By LE Desk
March 30: Shareholders of Goldman Sachs argued at the US Supreme Court on Monday that they should be allowed to sue the investment banking giant over its generic statements about being free of conflicts of interest.
The shareholders said these statements proved untrue and artificially inflated Goldman’s share price, CNBC reported.
The case, which dates back to the bank’s marketing of risky securities ahead of the 2008 financial crisis, could make it more difficult for stock owners to bring class-action securities fraud suits in the future. But during about two hours of argument by phone, the justices signalled that they were unlikely to issue a sweeping ruling in favour of either side.
The case centers around Goldman’s marketing of a synthetic collateralized debt obligation called Abacus and other CDOs in which it failed to disclose that it or its major clients were heavily betting against the products. Goldman settled with the Securities and Exchange Commission in 2010 for $550 million over fraud charges related to Abacus, the largest penalty ever faced by a Wall Street bank.

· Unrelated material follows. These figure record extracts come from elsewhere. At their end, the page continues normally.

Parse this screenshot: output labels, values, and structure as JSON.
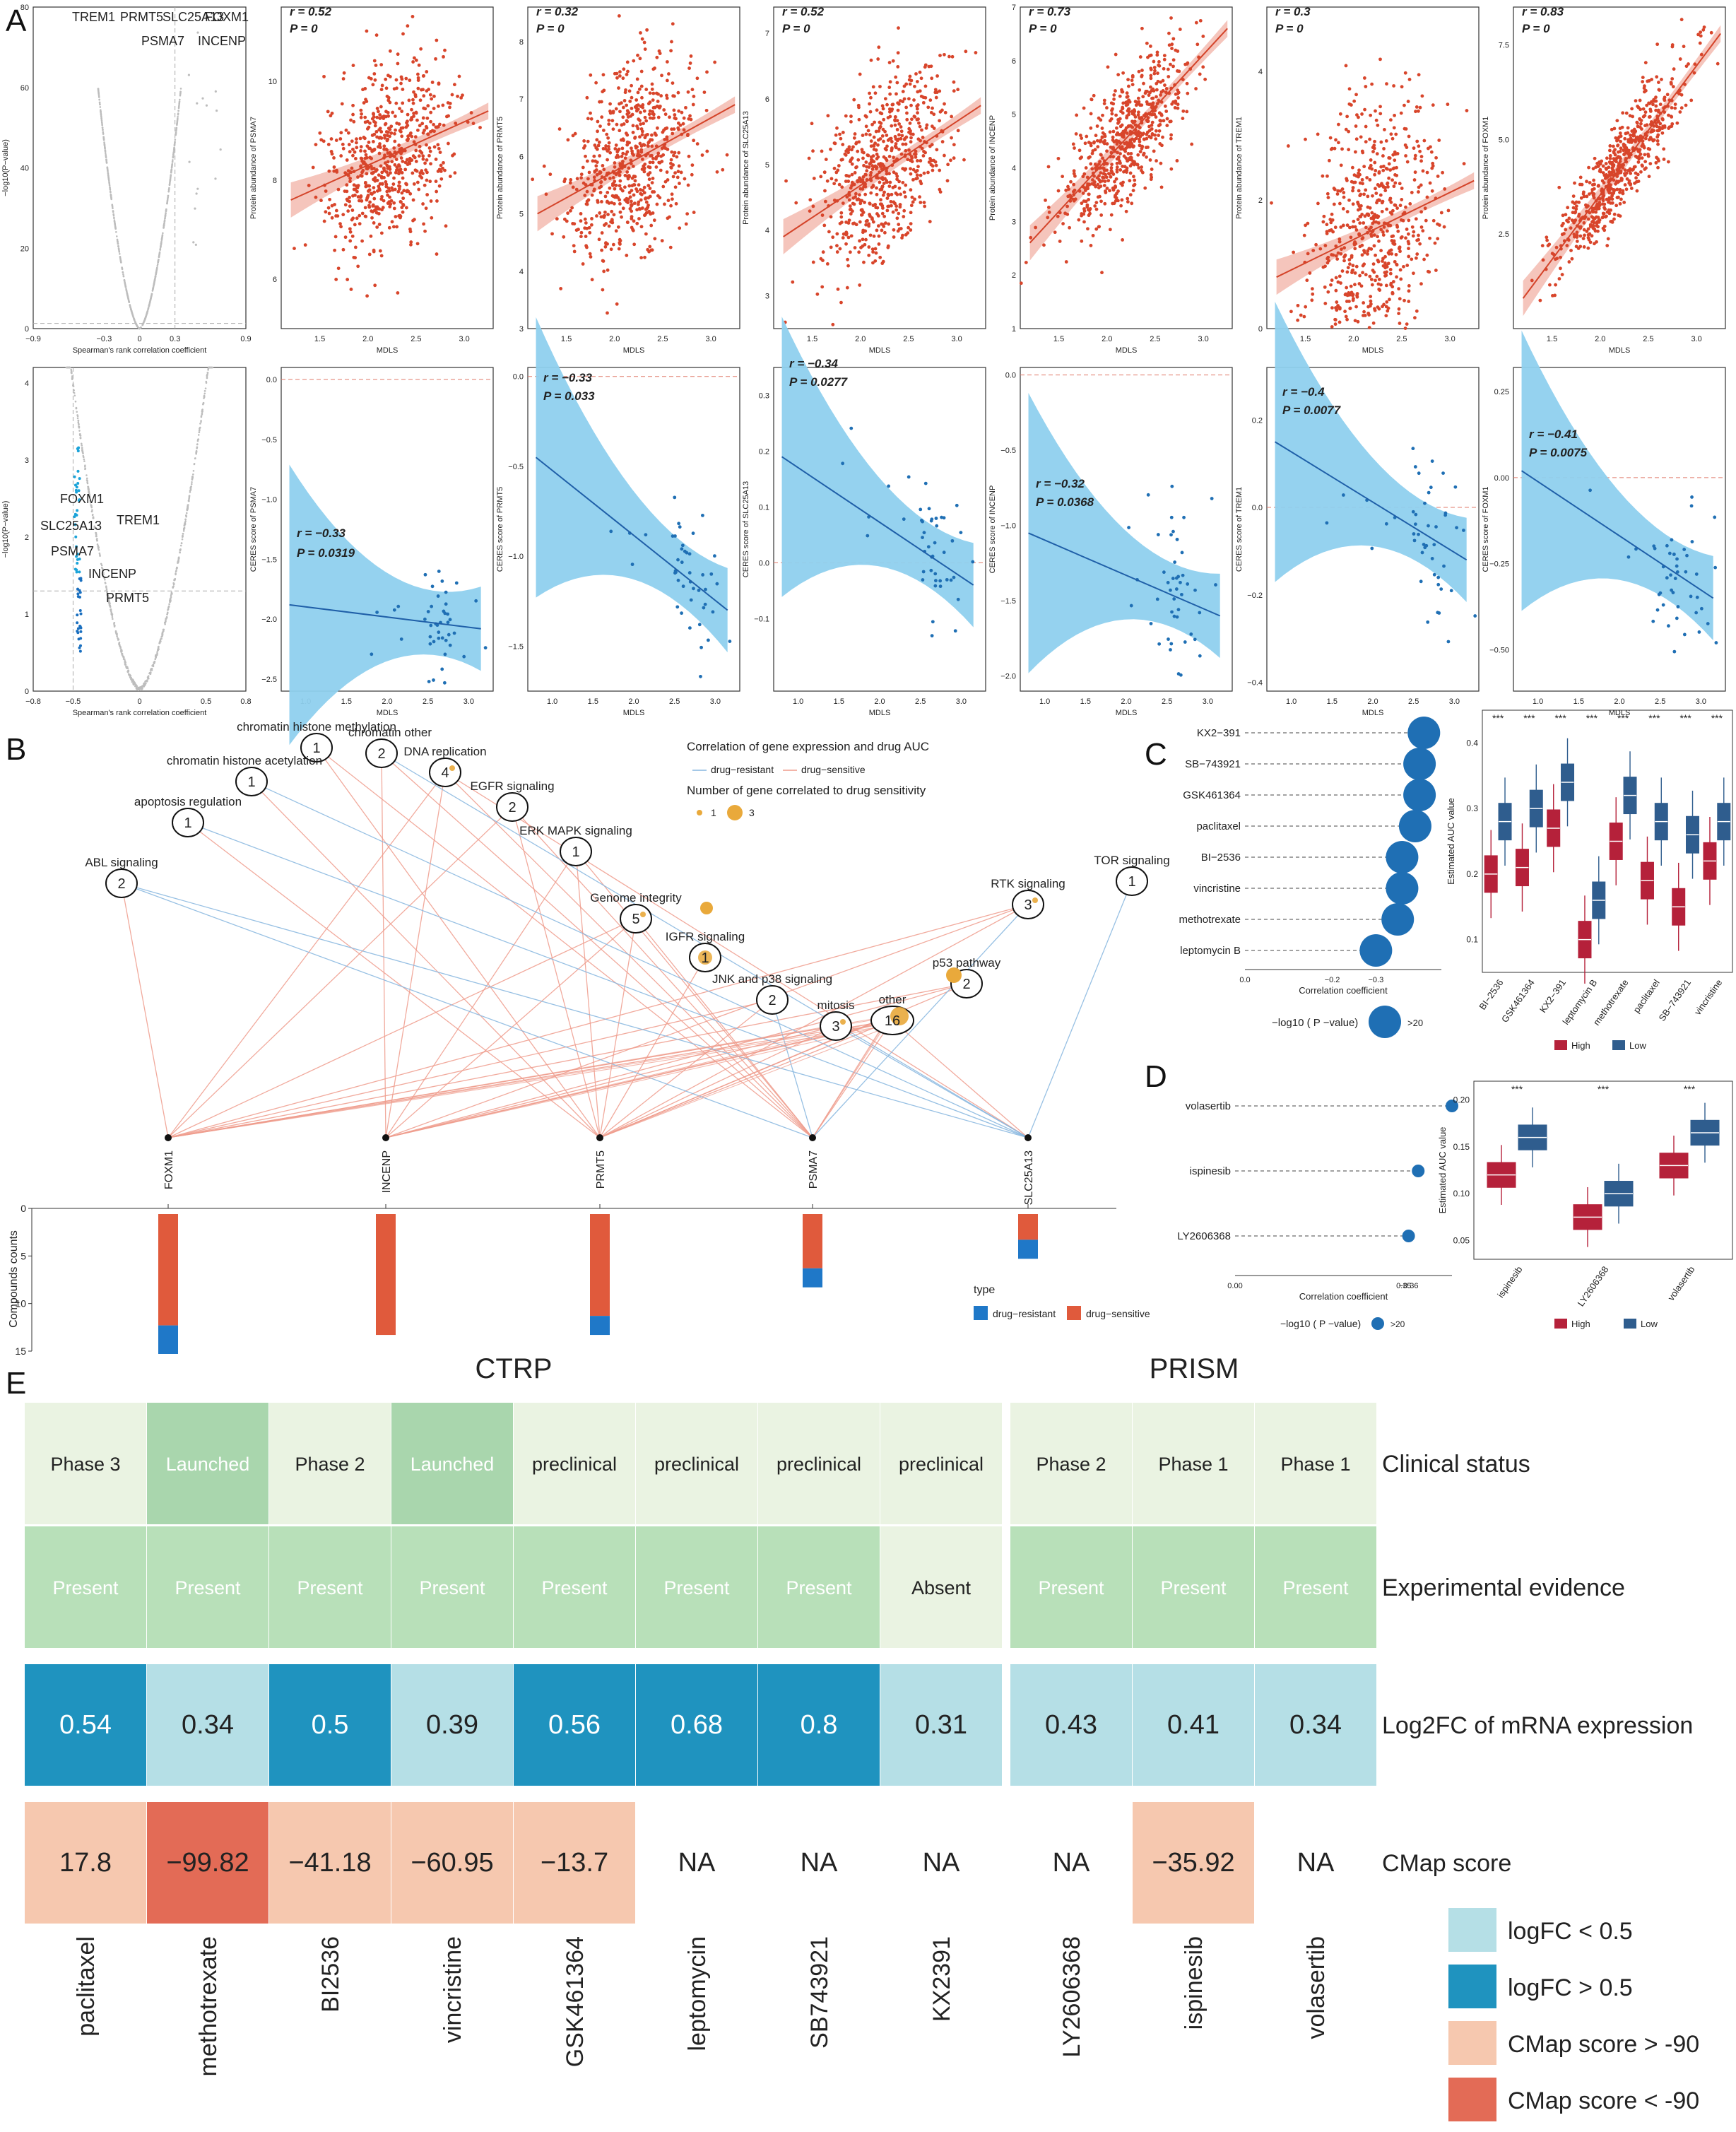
{
  "panel_letters": [
    "A",
    "B",
    "C",
    "D",
    "E"
  ],
  "colors": {
    "scatter_pos": "#d8452b",
    "band_pos": "#f2b7ab",
    "scatter_neg": "#1f6fb4",
    "band_neg": "#8fd0ee",
    "resistant": "#1f78c8",
    "sensitive": "#e05a3c",
    "high": "#b5213a",
    "low": "#2f5d8e",
    "clinical_launched": "#a9d6ad",
    "clinical_other": "#eaf3e2",
    "evidence_present": "#b8e0b9",
    "evidence_absent": "#eaf3e2",
    "logfc_low": "#b5dfe6",
    "logfc_high": "#1f93bf",
    "cmap_gt": "#f6c8af",
    "cmap_lt": "#e36b56",
    "node_fill": "#e9a93b"
  },
  "chart_data": [
    {
      "id": "A_top_volcano",
      "type": "scatter",
      "xlabel": "Spearman's rank correlation coefficient",
      "ylabel": "−log10(P−value)",
      "xticks": [
        "−0.9",
        "−0.3",
        "0",
        "0.3",
        "0.9"
      ],
      "yticks": [
        "0",
        "20",
        "40",
        "60",
        "80"
      ],
      "xlim": [
        -0.9,
        0.9
      ],
      "ylim": [
        0,
        80
      ],
      "labels": [
        "TREM1",
        "PRMT5",
        "SLC25A13",
        "FOXM1",
        "PSMA7",
        "INCENP"
      ]
    },
    {
      "id": "A_bottom_volcano",
      "type": "scatter",
      "xlabel": "Spearman's rank correlation coefficient",
      "ylabel": "−log10(P−value)",
      "xticks": [
        "−0.8",
        "−0.5",
        "0",
        "0.5",
        "0.8"
      ],
      "yticks": [
        "0",
        "1",
        "2",
        "3",
        "4"
      ],
      "xlim": [
        -0.8,
        0.8
      ],
      "ylim": [
        0,
        4.2
      ],
      "labels": [
        "FOXM1",
        "TREM1",
        "SLC25A13",
        "PSMA7",
        "INCENP",
        "PRMT5"
      ]
    },
    {
      "id": "A_top_scatters",
      "type": "scatter",
      "xlabel": "MDLS",
      "series": [
        {
          "gene": "PSMA7",
          "ylabel": "Protein abundance of PSMA7",
          "r": "r = 0.52",
          "p": "P = 0",
          "ylim": [
            5,
            11.5
          ],
          "yticks": [
            "6",
            "8",
            "10"
          ],
          "fit": [
            7.6,
            9.4
          ],
          "n": 650,
          "noise": 0.9
        },
        {
          "gene": "PRMT5",
          "ylabel": "Protein abundance of PRMT5",
          "r": "r = 0.32",
          "p": "P = 0",
          "ylim": [
            3,
            8.6
          ],
          "yticks": [
            "3",
            "4",
            "5",
            "6",
            "7",
            "8"
          ],
          "fit": [
            5.0,
            6.9
          ],
          "n": 650,
          "noise": 0.8
        },
        {
          "gene": "SLC25A13",
          "ylabel": "Protein abundance of SLC25A13",
          "r": "r = 0.52",
          "p": "P = 0",
          "ylim": [
            2.5,
            7.4
          ],
          "yticks": [
            "3",
            "4",
            "5",
            "6",
            "7"
          ],
          "fit": [
            3.9,
            5.9
          ],
          "n": 650,
          "noise": 0.7
        },
        {
          "gene": "INCENP",
          "ylabel": "Protein abundance of INCENP",
          "r": "r = 0.73",
          "p": "P = 0",
          "ylim": [
            1,
            7
          ],
          "yticks": [
            "1",
            "2",
            "3",
            "4",
            "5",
            "6",
            "7"
          ],
          "fit": [
            2.6,
            6.6
          ],
          "n": 650,
          "noise": 0.6
        },
        {
          "gene": "TREM1",
          "ylabel": "Protein abundance of TREM1",
          "r": "r = 0.3",
          "p": "P = 0",
          "ylim": [
            0,
            5
          ],
          "yticks": [
            "0",
            "2",
            "4"
          ],
          "fit": [
            0.8,
            2.3
          ],
          "n": 650,
          "noise": 1.0
        },
        {
          "gene": "FOXM1",
          "ylabel": "Protein abundance of FOXM1",
          "r": "r = 0.83",
          "p": "P = 0",
          "ylim": [
            0,
            8.5
          ],
          "yticks": [
            "2.5",
            "5.0",
            "7.5"
          ],
          "fit": [
            0.8,
            7.8
          ],
          "n": 650,
          "noise": 0.6
        }
      ],
      "xlim": [
        1.1,
        3.3
      ],
      "xticks": [
        "1.5",
        "2.0",
        "2.5",
        "3.0"
      ]
    },
    {
      "id": "A_bottom_scatters",
      "type": "scatter",
      "xlabel": "MDLS",
      "series": [
        {
          "gene": "PSMA7",
          "ylabel": "CERES score of PSMA7",
          "r": "r = −0.33",
          "p": "P = 0.0319",
          "ylim": [
            -2.6,
            0.1
          ],
          "yticks": [
            "0.0",
            "−0.5",
            "−1.0",
            "−1.5",
            "−2.0",
            "−2.5"
          ],
          "fit": [
            -1.88,
            -2.08
          ]
        },
        {
          "gene": "PRMT5",
          "ylabel": "CERES score of PRMT5",
          "r": "r = −0.33",
          "p": "P = 0.033",
          "ylim": [
            -1.75,
            0.05
          ],
          "yticks": [
            "0.0",
            "−0.5",
            "−1.0",
            "−1.5"
          ],
          "fit": [
            -0.45,
            -1.3
          ]
        },
        {
          "gene": "SLC25A13",
          "ylabel": "CERES score of SLC25A13",
          "r": "r = −0.34",
          "p": "P = 0.0277",
          "ylim": [
            -0.23,
            0.35
          ],
          "yticks": [
            "0.3",
            "0.2",
            "0.1",
            "0.0",
            "−0.1"
          ],
          "fit": [
            0.19,
            -0.04
          ]
        },
        {
          "gene": "INCENP",
          "ylabel": "CERES score of INCENP",
          "r": "r = −0.32",
          "p": "P = 0.0368",
          "ylim": [
            -2.1,
            0.05
          ],
          "yticks": [
            "0.0",
            "−0.5",
            "−1.0",
            "−1.5",
            "−2.0"
          ],
          "fit": [
            -1.05,
            -1.6
          ]
        },
        {
          "gene": "TREM1",
          "ylabel": "CERES score of TREM1",
          "r": "r = −0.4",
          "p": "P = 0.0077",
          "ylim": [
            -0.42,
            0.32
          ],
          "yticks": [
            "0.2",
            "0.0",
            "−0.2",
            "−0.4"
          ],
          "fit": [
            0.15,
            -0.12
          ]
        },
        {
          "gene": "FOXM1",
          "ylabel": "CERES score of FOXM1",
          "r": "r = −0.41",
          "p": "P = 0.0075",
          "ylim": [
            -0.62,
            0.32
          ],
          "yticks": [
            "0.25",
            "0.00",
            "−0.25",
            "−0.50"
          ],
          "fit": [
            0.02,
            -0.35
          ]
        }
      ],
      "xlim": [
        0.7,
        3.3
      ],
      "xticks": [
        "1.0",
        "1.5",
        "2.0",
        "2.5",
        "3.0"
      ]
    },
    {
      "id": "B_network",
      "type": "network",
      "legend_title": "Correlation of gene expression and drug AUC",
      "legend_items": [
        "drug−resistant",
        "drug−sensitive"
      ],
      "size_title": "Number of gene correlated to drug sensitivity",
      "size_items": [
        "1",
        "3"
      ],
      "pathways": [
        {
          "name": "chromatin  histone methylation",
          "count": "1"
        },
        {
          "name": "chromatin  other",
          "count": "2"
        },
        {
          "name": "DNA replication",
          "count": "4"
        },
        {
          "name": "chromatin  histone acetylation",
          "count": "1"
        },
        {
          "name": "EGFR signaling",
          "count": "2"
        },
        {
          "name": "apoptosis regulation",
          "count": "1"
        },
        {
          "name": "ERK MAPK signaling",
          "count": "1"
        },
        {
          "name": "ABL signaling",
          "count": "2"
        },
        {
          "name": "TOR signaling",
          "count": "1"
        },
        {
          "name": "Genome integrity",
          "count": "5"
        },
        {
          "name": "RTK signaling",
          "count": "3"
        },
        {
          "name": "IGFR signaling",
          "count": "1"
        },
        {
          "name": "p53 pathway",
          "count": "2"
        },
        {
          "name": "JNK and p38 signaling",
          "count": "2"
        },
        {
          "name": "other",
          "count": "16"
        },
        {
          "name": "mitosis",
          "count": "3"
        }
      ],
      "genes": [
        "FOXM1",
        "INCENP",
        "PRMT5",
        "PSMA7",
        "SLC25A13"
      ]
    },
    {
      "id": "B_bars",
      "type": "bar",
      "ylabel": "Compounds counts",
      "yticks": [
        "0",
        "5",
        "10",
        "15"
      ],
      "ylim": [
        0,
        15
      ],
      "categories": [
        "FOXM1",
        "INCENP",
        "PRMT5",
        "PSMA7",
        "SLC25A13"
      ],
      "series": [
        {
          "name": "drug−sensitive",
          "values": [
            12,
            13,
            11,
            6,
            3
          ]
        },
        {
          "name": "drug−resistant",
          "values": [
            3,
            0,
            2,
            2,
            2
          ]
        }
      ],
      "legend_title": "type",
      "legend_items": [
        "drug−resistant",
        "drug−sensitive"
      ]
    },
    {
      "id": "C_dot",
      "type": "scatter",
      "categories": [
        "KX2−391",
        "SB−743921",
        "GSK461364",
        "paclitaxel",
        "BI−2536",
        "vincristine",
        "methotrexate",
        "leptomycin B"
      ],
      "values": [
        -0.41,
        -0.4,
        -0.4,
        -0.39,
        -0.36,
        -0.36,
        -0.35,
        -0.3
      ],
      "xlabel": "Correlation coefficient",
      "xticks": [
        "0.0",
        "−0.2",
        "−0.3"
      ],
      "size_legend": "−log10 ( P −value)",
      "size_item": ">20"
    },
    {
      "id": "C_box",
      "type": "box",
      "ylabel": "Estimated AUC value",
      "yticks": [
        "0.1",
        "0.2",
        "0.3",
        "0.4"
      ],
      "ylim": [
        0.05,
        0.45
      ],
      "categories": [
        "BI−2536",
        "GSK461364",
        "KX2−391",
        "leptomycin B",
        "methotrexate",
        "paclitaxel",
        "SB−743921",
        "vincristine"
      ],
      "sig": "***",
      "high_median": [
        0.2,
        0.21,
        0.27,
        0.1,
        0.25,
        0.19,
        0.15,
        0.22
      ],
      "low_median": [
        0.28,
        0.3,
        0.34,
        0.16,
        0.32,
        0.28,
        0.26,
        0.28
      ],
      "legend": [
        "High",
        "Low"
      ]
    },
    {
      "id": "D_dot",
      "type": "scatter",
      "categories": [
        "volasertib",
        "ispinesib",
        "LY2606368"
      ],
      "values": [
        -0.45,
        -0.38,
        -0.36
      ],
      "xlabel": "Correlation coefficient",
      "xticks": [
        "0.00",
        "−0.36",
        "0.35"
      ],
      "size_legend": "−log10 ( P −value)",
      "size_item": ">20"
    },
    {
      "id": "D_box",
      "type": "box",
      "ylabel": "Estimated AUC value",
      "yticks": [
        "0.05",
        "0.10",
        "0.15",
        "0.20"
      ],
      "ylim": [
        0.03,
        0.22
      ],
      "categories": [
        "ispinesib",
        "LY2606368",
        "volasertib"
      ],
      "sig": "***",
      "high_median": [
        0.12,
        0.075,
        0.13
      ],
      "low_median": [
        0.16,
        0.1,
        0.165
      ],
      "legend": [
        "High",
        "Low"
      ]
    },
    {
      "id": "E_table",
      "type": "table",
      "groups": [
        "CTRP",
        "PRISM"
      ],
      "drugs": [
        "paclitaxel",
        "methotrexate",
        "BI2536",
        "vincristine",
        "GSK461364",
        "leptomycin",
        "SB743921",
        "KX2391",
        "LY2606368",
        "ispinesib",
        "volasertib"
      ],
      "row_labels": [
        "Clinical status",
        "Experimental evidence",
        "Log2FC of mRNA expression",
        "CMap score"
      ],
      "clinical": [
        "Phase 3",
        "Launched",
        "Phase 2",
        "Launched",
        "preclinical",
        "preclinical",
        "preclinical",
        "preclinical",
        "Phase 2",
        "Phase 1",
        "Phase 1"
      ],
      "evidence": [
        "Present",
        "Present",
        "Present",
        "Present",
        "Present",
        "Present",
        "Present",
        "Absent",
        "Present",
        "Present",
        "Present"
      ],
      "logfc": [
        "0.54",
        "0.34",
        "0.5",
        "0.39",
        "0.56",
        "0.68",
        "0.8",
        "0.31",
        "0.43",
        "0.41",
        "0.34"
      ],
      "cmap": [
        "17.8",
        "−99.82",
        "−41.18",
        "−60.95",
        "−13.7",
        "NA",
        "NA",
        "NA",
        "NA",
        "−35.92",
        "NA"
      ],
      "legend": [
        "logFC < 0.5",
        "logFC > 0.5",
        "CMap score > -90",
        "CMap score < -90"
      ]
    }
  ]
}
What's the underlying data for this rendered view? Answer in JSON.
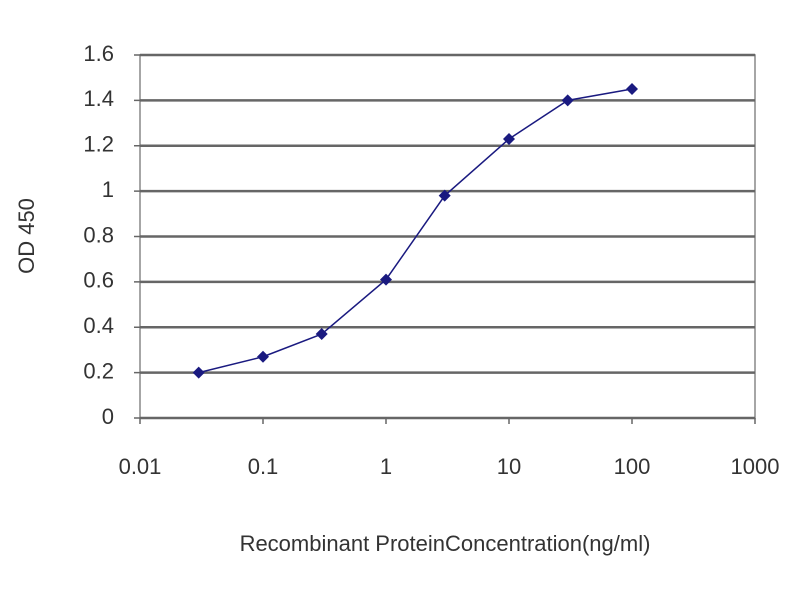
{
  "chart_data": {
    "type": "line",
    "xlabel": "Recombinant ProteinConcentration(ng/ml)",
    "ylabel": "OD 450",
    "x": [
      0.03,
      0.1,
      0.3,
      1,
      3,
      10,
      30,
      100
    ],
    "series": [
      {
        "name": "OD 450",
        "color": "#1a1a80",
        "values": [
          0.2,
          0.27,
          0.37,
          0.61,
          0.98,
          1.23,
          1.4,
          1.45
        ]
      }
    ],
    "xscale": "log",
    "xlim": [
      0.01,
      1000
    ],
    "xticks": [
      0.01,
      0.1,
      1,
      10,
      100,
      1000
    ],
    "ylim": [
      0,
      1.6
    ],
    "yticks": [
      0,
      0.2,
      0.4,
      0.6,
      0.8,
      1,
      1.2,
      1.4,
      1.6
    ],
    "grid": true
  }
}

The shareholders, including the Arkansas Teacher Retirement System, say they lost billions when news of the SEC investigation was revealed, tanking Goldman’s stock price. The case is securities fraud, they argue, because Goldman had made false statements such as “our clients’ interests always come first” and “We have extensive procedures and controls that are designed to identify and address conflicts of interest.”
To date, the case has not moved beyond the class certification stage, meaning that the shareholders are still fighting to be able to sue collectively. Goldman has argued that the statements in question were too generic to have an impact on the price of its stock. The 2nd U.S. Circuit Court of Appeals rejected that argument in an April opinion that sided with the shareholders.
The questions raised at oral argument suggested that there may be a majority of justices willing to overturn the 2nd Circuit’s ruling in favor of Goldman’s shareholders, but they are unlikely to contradict much of its reasoning.
The justices pointed out that the positions of the lawyers arguing for each side seemed to converge since the court first agreed to hear the case. The attorney for Goldman Sachs, for instance, dropped the bank’s earlier position that generic statements could never be the basis of a securities fraud suit.
“It seems to me you’ve both moved to the middle,” Justice Amy Coney Barrett, an appointee of former President Donald Trump, told Tom Goldstein, the attorney for the shareholders, at one point. Goldstein is a partner at Goldstein & Russell and the publisher of SCOTUSBlog.
Justice Stephen Breyer, appointed by former President Bill Clinton, told Sopan Joshi, a Justice Department lawyer who presented arguments, that the case was filled with too much jargon.
“This seems like an area that, the more that I read about it, the less that we write about, the better,” Breyer said. “It’s based on very peripheral issues,” Breyer told Goldstein.
The chief controversy was whether the 2nd Circuit, in its ruling in favor of Goldman’s shareholders, might have closed the door on companies being able to argue that their statements were generic in order to defeat class-action claims.
The Justice Department, which argued in favor of neither party, filed a brief in February in which it said that the 2nd Circuit’s decision was ambiguous on that point.
The DOJ urged the justices to vacate the lower court’s decision to clarify that a company could indeed argue that its statements were too generic to have an impact on its share price. On the other hand, the agency said that just because a statement is generic does not automatically mean it cannot affect share price.
“The parties largely seem to agree with each other and with us” on that point, Joshi said during arguments.
Goldstein said that he agreed that the fact that a statement is generic shouldn’t be excluded from consideration when a court weighs whether shareholders may bring a class action. But, he argued, the 2nd Circuit opinion did not say otherwise, and he urged the court not to reverse the appeals court’s decision.
In contrast, Goldman’s attorney Kannon Shanmugam argued that the 2nd Circuit’s opinion did refuse to consider the generic nature of Goldman’s alleged misstatements. That was unfair, he argued, because general statements tend to have less of an impact on share prices.
“The more generic a statement, the less likely it is that it will contain the type of information that is incorporated into the price of the stock,” Shanmugam said. “We think that in this case, the statements are exceedingly generic.”
Justice Elena Kagan, appointed by former President Barack Obama, suggested the court may do exactly what the Justice Department requested.
She asked Goldstein, “Why shouldn’t we just vacate and say, ‘Here’s what the law really is, we want to make sure you do it under the appropriate standard?’”
Goldstein said that reversing the lower court’s opinion would be “somewhat insulting” to the lower court and essentially would be “literary criticism.” He said that the 2nd Circuit had been clear in a 2018 opinion in the same case.
“Both opinions are before you,” Goldstein told Justice Brett Kavanaugh, a Trump appointee. Goldstein said that the court could clarify the 2nd Circuit’s opinion while affirming it, rather than reversing it.
“We are left in this position where you’ve both moved more closely together, and now we have to decide what to do with the 2nd Circuit’s opinion,” Barrett said at one point.
The top court’s decision is expected by the end of June.